Ravi decided he could no longer deal with his squirrel tail hair no more and had the most perfect shave in his life. it was the straightest damn hairline i’d ever seen. he found his dream barber, and 2 days later, i found my dream hairdresser. which makes our next haircuts really expensive!

a little history lesson about Amman: it was once called Rabbath Ammon or “Great City of the Ammonites” and was ruled by different peoples at different times, Assyria, Babylonia, the Ptolemies, the Seleucids, Rome and then the Umayyads.
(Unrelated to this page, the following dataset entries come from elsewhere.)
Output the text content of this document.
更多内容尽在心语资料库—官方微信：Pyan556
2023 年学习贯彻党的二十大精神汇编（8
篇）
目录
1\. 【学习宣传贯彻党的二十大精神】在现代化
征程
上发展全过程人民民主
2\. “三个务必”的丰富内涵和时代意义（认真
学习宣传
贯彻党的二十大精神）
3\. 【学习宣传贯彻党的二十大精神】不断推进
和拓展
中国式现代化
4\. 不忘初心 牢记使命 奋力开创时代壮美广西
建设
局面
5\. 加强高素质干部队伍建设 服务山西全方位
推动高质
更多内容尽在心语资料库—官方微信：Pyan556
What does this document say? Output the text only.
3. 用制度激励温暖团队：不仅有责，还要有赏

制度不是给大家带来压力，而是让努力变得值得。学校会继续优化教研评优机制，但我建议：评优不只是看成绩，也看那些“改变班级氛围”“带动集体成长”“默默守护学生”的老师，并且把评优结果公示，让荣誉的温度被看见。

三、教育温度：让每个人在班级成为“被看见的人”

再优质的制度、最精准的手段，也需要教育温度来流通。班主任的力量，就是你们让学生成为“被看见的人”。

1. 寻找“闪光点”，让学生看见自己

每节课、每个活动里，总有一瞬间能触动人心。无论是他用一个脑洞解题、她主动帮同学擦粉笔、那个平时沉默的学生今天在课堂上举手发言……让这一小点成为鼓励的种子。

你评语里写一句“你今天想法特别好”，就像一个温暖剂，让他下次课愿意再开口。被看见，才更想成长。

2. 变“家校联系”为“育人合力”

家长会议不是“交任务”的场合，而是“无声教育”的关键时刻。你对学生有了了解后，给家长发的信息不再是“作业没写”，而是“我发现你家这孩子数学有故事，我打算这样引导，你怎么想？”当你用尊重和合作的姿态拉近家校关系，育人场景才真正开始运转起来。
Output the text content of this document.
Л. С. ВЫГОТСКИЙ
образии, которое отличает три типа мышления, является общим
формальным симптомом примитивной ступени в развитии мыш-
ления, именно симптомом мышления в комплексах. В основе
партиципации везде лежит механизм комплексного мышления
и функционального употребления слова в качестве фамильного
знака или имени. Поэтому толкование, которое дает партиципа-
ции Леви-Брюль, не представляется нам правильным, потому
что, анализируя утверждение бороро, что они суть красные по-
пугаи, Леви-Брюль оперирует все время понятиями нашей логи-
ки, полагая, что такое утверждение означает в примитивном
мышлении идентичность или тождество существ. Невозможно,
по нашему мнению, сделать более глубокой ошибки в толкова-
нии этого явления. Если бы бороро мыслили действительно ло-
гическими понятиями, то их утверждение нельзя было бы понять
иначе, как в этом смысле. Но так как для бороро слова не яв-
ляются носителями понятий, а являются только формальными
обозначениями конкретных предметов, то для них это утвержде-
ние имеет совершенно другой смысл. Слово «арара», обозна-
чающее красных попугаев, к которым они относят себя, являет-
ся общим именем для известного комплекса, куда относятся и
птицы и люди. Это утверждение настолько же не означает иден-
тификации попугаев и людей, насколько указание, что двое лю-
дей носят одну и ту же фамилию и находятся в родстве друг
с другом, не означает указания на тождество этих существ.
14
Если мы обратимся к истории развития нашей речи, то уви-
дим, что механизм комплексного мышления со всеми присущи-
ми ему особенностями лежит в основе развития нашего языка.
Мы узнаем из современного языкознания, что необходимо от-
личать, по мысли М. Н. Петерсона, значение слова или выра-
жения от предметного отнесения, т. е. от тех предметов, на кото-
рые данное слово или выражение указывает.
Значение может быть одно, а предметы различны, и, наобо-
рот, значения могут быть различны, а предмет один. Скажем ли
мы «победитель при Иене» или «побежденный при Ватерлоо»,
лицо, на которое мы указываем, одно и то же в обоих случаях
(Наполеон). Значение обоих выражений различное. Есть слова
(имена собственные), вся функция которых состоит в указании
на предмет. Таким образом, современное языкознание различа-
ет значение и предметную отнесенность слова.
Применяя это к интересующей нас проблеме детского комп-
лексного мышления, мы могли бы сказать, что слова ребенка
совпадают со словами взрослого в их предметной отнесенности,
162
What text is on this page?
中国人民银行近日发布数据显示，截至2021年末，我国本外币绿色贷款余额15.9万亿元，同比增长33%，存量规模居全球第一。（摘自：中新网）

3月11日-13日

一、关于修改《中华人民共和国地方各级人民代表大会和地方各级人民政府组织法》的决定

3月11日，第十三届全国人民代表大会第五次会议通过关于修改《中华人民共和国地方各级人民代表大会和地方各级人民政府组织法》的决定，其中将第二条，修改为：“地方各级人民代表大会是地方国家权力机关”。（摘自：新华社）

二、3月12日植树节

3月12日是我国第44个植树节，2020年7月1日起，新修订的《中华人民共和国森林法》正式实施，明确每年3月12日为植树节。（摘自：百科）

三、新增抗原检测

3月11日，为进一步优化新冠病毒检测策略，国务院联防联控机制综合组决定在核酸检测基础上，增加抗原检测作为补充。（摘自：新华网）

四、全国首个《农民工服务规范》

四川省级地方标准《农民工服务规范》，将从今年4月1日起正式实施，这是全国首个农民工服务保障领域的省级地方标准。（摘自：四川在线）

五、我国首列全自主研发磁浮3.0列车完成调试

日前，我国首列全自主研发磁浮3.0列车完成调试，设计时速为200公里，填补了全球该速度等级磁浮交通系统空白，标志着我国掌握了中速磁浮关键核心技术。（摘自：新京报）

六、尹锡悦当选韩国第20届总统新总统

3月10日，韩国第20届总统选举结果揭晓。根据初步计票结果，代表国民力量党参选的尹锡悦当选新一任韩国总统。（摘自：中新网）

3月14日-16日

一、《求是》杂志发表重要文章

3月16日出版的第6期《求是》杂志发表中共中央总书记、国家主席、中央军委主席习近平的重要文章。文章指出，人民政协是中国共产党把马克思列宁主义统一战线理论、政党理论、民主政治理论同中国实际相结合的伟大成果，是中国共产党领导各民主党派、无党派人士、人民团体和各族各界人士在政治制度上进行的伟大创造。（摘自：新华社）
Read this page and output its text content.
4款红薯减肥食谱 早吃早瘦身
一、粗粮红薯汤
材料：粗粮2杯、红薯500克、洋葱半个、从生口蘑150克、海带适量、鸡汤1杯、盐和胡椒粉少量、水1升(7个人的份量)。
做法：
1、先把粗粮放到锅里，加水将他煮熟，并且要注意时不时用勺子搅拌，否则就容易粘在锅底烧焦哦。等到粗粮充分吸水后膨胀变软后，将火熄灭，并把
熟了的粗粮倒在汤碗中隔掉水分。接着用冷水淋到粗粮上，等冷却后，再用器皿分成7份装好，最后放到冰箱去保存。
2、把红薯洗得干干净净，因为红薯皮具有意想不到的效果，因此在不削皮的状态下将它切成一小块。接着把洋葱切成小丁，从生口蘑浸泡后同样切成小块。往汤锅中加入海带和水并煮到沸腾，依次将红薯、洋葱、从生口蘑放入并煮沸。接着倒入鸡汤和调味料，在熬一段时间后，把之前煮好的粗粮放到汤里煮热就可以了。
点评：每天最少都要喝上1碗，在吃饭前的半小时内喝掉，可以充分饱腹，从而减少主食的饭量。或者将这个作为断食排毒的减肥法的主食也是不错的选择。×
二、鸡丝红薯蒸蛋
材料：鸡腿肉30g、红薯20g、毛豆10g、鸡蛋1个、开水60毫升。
Ptolemy II Philadelphus then renamed Amman “Philadelphia”.

jordan - amman 1

the next day, we rushed to Jabal al-Qala’a, the hill of the Citadel in Amman. the big plan was to finish sites in Amman before heading to Jerusalem. we were so psyched.

jordan - amman 2

the temple of Hercules/Heracles.

jordan - amman 3

jordan - amman 4

from up here, you get a pretty clear panorama of some parts of Amman. cradled in the middle of this modern day city is the Roman theatre, carved out of the mountain. it rises quite stubbornly, refusing to be forgotten in the smog of modernization.

jordan - amman 5

al-Qasr, part of the Umayyad dynasty. don’t have me notes with me, but i believe this is the dome, within the compound of the mosque. the original dome’s long gone, but restorers have replaced it with a wooden one.

jordan - amman 6

the Umayyad mosque.

jordan - amman 7

i could frolick here all day.

jordan - amman 8

must have been gorgeous back then!

the museum up here, while austere, is full of goodies. housed in a bungalow that feels more like a house, you’d find pieces excavated from the Middle Bronze and Iron ages to Hellenistic, Roman and Islamic ages. wish we had more time. in fact, had we known about how inefficient (and arrogant and rude!) the Israeli customs at the Allenby bridge would be, we’d have spent more time in this museum.

jordan - amman 9
we rushed downhill to the Roman theatre. this time, we passed on climbing the steep steps. i can almost hear Roman robes swishing and hurrying to their seats. despite being by a main road, the theatre was surprisingly quiet.

jordan - amman 10

the trademark of Philadelphia - an eye.

jordan - amman 11

and here’s Hercules/Heracles, or what’s left of him. crouching, broken, in a shaded corner, almost embarrassed to be found at less than half his heyday glory.

jordan - amman 12

and off we then rushed to Jerusalem, or so we thought. and that was the end of our 2nd day.